Environmentalists say we have to stop flying if we are to avert climate change, while the industry argues communities that rely on tourism will suffer if we stop flying to distant places. Both points are valid, but the debate is increasingly polarised and there is an imbalance of information. We know roughly how much a flight contributes to climate change, but the same cannot be said for economic benefits.

You can calculate the carbon footprint of your holiday on a multitude of websites such as Reduce my Footprint or Climate Care. A flight to Turkey for a family of four would generate about 2.2 tonnes of carbon. That amounts to 95% of the overall carbon impact of an average holiday, or around a quarter of a family of four's annual allowance if they were working to a carbon budget.

The economic benefits are sketchier. Tourism is undoubtedly an economic powerhouse. It accounts for one in 11 jobs worldwide and 10% of global GDP. In some countries, tourism provides large chunks of national income.

But how much of your hard-earned cash do the local communities you visit actually receive? The Ethical Travel Guide produced by Tourism Concern calculated that only £250 of a £1,500 holiday to Kenya reached the country and none of it reached the local Masai population. But for an average holiday, it is difficult to know.

Research by the Overseas Development Institute shows holidaymakers can make an active contribution to poor communities by buying indigenous crafts, using local transport and guides, taking local excursions and eating at restaurants serving locally grown produce.

We need a simple calculation to illustrate how much of the cost of a holiday reaches a local community. When we buy Fairtrade coffee we can see how much of the amount we pay goes to different parts of the supply chain by counting the number of bands on a coffee cup on the packaging. Let's have something like that for holidays.

There are ways and means to do this, but it won't be easy. Ultimately, there could be a label in a brochure that tells a customer the value they are adding by making a booking. That way people can decide whether a holiday offering 25% value to a local community is worth blowing their carbon budget for.
This would stimulate debate and give people a choice. It should also improve the economic benefits for communities that do not get much at present.

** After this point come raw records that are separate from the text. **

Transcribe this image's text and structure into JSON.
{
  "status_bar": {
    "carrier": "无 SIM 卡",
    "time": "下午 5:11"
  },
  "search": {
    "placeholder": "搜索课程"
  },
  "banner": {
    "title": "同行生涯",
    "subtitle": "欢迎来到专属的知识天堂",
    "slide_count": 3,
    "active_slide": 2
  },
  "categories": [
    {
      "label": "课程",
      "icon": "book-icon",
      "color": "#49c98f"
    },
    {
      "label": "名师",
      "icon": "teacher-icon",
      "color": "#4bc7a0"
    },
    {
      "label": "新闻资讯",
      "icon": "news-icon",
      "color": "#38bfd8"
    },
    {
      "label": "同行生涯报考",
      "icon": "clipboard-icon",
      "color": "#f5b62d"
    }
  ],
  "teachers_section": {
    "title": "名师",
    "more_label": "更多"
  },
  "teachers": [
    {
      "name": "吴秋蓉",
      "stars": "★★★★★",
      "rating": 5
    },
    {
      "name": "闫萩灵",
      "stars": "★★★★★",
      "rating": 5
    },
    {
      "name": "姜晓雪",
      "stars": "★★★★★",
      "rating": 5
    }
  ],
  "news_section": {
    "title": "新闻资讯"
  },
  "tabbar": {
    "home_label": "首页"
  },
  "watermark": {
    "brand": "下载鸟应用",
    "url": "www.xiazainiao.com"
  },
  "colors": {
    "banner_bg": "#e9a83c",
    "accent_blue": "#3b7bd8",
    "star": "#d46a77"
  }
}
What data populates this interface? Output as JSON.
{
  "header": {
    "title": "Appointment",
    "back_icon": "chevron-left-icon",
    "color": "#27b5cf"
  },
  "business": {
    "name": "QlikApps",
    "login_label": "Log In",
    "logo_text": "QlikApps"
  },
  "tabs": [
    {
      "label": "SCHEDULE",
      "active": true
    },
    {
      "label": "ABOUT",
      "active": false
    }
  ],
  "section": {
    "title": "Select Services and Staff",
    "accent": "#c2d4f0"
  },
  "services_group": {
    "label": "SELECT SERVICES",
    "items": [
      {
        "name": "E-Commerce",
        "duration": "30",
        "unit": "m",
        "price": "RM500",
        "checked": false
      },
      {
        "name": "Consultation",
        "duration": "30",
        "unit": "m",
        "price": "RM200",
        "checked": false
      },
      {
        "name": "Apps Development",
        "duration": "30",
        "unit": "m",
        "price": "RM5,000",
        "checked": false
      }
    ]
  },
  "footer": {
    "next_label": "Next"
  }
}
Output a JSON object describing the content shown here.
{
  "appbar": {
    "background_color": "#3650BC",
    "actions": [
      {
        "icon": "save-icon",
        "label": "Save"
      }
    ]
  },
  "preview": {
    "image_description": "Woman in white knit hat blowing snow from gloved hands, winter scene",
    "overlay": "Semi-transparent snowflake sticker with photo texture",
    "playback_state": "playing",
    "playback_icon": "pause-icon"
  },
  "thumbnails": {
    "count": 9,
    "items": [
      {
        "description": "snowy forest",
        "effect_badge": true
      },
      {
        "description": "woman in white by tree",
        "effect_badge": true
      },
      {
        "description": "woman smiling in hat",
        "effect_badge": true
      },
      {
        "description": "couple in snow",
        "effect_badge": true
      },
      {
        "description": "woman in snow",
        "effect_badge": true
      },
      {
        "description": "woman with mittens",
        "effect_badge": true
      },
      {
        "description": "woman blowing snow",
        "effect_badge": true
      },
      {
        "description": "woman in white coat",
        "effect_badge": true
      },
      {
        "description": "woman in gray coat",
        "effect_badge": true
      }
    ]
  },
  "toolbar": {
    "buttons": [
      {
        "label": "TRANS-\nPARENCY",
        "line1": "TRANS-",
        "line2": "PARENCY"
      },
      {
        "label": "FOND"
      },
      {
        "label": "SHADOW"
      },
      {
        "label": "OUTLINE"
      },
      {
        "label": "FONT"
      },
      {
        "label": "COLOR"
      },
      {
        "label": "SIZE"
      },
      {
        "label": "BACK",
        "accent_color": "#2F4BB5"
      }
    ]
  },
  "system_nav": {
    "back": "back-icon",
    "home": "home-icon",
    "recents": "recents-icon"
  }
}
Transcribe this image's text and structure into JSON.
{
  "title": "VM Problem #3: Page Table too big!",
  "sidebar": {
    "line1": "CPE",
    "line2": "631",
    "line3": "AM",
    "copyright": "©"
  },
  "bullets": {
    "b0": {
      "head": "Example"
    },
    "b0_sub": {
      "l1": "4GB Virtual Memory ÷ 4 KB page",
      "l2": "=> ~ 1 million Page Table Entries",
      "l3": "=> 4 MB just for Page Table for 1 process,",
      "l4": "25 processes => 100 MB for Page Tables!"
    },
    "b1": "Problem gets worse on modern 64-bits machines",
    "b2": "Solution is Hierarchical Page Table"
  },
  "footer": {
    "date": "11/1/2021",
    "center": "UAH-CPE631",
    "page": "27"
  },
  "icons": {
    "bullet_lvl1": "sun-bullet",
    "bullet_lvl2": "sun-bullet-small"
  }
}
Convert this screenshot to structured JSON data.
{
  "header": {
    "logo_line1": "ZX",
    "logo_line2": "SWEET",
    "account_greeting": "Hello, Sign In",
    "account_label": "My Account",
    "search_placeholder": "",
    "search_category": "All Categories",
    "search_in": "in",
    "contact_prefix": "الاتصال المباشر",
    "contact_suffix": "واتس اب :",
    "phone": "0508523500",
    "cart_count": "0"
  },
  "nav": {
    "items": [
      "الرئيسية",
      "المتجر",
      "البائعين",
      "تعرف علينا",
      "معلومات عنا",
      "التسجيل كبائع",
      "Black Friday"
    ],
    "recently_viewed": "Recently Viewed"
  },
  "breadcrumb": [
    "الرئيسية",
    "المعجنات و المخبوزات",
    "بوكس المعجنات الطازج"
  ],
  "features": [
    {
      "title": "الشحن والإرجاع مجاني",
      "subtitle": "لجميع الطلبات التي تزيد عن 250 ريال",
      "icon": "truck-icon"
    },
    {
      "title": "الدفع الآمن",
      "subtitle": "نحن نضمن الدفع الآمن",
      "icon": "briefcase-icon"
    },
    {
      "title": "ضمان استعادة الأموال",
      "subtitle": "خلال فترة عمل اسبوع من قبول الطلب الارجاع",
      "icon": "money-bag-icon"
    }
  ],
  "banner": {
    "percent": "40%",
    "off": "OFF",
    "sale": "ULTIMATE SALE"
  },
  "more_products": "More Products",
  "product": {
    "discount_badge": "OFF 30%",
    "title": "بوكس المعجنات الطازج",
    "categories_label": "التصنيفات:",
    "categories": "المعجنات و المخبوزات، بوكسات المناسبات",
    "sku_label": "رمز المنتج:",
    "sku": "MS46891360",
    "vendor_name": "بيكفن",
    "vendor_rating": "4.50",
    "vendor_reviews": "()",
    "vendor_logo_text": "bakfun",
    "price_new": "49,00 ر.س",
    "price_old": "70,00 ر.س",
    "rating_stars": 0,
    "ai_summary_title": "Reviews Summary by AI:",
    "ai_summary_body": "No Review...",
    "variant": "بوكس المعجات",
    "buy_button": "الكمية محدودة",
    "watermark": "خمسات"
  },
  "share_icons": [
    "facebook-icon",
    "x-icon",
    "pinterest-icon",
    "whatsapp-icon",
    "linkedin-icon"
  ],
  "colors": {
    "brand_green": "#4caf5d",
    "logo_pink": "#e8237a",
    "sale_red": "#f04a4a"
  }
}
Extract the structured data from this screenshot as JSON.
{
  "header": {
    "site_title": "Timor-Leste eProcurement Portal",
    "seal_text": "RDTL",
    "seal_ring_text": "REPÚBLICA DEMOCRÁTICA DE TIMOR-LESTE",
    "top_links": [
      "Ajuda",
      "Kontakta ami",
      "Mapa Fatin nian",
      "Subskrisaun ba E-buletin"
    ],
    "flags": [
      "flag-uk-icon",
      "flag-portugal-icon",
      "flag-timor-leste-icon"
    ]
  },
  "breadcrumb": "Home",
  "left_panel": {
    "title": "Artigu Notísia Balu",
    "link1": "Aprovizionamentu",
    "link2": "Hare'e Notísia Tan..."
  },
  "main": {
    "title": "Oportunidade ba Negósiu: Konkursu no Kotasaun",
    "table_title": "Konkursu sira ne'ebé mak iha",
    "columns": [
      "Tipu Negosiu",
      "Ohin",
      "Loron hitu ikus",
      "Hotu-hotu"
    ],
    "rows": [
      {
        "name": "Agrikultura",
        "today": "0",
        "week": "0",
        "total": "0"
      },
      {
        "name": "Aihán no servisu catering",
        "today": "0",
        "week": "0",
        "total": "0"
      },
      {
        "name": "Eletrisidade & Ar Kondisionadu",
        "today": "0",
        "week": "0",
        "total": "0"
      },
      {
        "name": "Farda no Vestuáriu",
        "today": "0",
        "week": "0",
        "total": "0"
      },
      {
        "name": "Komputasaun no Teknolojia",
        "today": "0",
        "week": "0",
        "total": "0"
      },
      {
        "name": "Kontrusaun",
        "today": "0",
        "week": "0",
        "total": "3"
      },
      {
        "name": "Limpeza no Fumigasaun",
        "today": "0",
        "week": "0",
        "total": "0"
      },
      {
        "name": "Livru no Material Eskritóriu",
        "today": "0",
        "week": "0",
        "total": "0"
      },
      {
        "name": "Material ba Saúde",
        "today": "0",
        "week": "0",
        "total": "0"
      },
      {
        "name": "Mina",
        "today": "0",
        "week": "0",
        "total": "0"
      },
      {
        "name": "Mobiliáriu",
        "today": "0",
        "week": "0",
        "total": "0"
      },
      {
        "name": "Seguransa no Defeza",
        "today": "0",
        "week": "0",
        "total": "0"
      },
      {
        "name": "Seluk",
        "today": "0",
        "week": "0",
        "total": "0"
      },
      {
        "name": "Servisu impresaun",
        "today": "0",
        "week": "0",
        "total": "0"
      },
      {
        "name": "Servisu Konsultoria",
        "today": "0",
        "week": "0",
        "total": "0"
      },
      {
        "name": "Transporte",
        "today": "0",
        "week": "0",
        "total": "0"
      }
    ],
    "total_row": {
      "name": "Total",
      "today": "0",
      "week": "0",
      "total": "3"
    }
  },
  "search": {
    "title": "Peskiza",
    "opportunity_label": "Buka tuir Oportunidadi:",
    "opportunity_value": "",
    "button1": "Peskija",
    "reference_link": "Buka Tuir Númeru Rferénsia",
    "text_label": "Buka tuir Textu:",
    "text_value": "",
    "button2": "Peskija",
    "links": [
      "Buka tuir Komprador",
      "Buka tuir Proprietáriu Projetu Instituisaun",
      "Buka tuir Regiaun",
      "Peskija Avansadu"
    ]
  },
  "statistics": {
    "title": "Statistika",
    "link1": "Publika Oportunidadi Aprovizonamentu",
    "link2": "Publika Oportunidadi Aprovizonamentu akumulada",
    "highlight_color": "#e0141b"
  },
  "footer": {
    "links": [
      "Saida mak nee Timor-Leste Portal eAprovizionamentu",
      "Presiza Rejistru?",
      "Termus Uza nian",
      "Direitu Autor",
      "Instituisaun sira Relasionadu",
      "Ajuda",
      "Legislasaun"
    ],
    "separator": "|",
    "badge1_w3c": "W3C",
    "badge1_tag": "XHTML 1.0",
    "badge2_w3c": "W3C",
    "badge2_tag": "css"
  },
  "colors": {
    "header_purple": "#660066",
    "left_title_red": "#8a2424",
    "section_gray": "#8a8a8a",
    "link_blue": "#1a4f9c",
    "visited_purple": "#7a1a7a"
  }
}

But we also need ways to avoid these sorts of trade-offs in the first place, because ultimately nobody wins. Someone on a Pacific island gets a short-term benefit if we keep flying to visit him or her, but their long-term prospects are grave as climate change causes sea levels to rise.

The UN World Tourism Organization recommends visitors should stay longer to enhance the economic benefits of flying. More time allows people to visit more places and spend more money, and it works for climate change, too. If you have the same people in a resort for three weeks, you reduce the number of flights needed to keep a place full, and reduce the climate footprint of the resort.

Six Senses offers discounts for people who stay longer than two weeks in the Maldives. If we all took fewer, longer long-haul holidays it would be better for communities and the environment.

Let's get the economic benefits of tourism firmly on the agenda, find ways to calculate and maximise the benefit of holidays to local communities and look for options that give people the best of all worlds. After all, that's what holidaying is all about.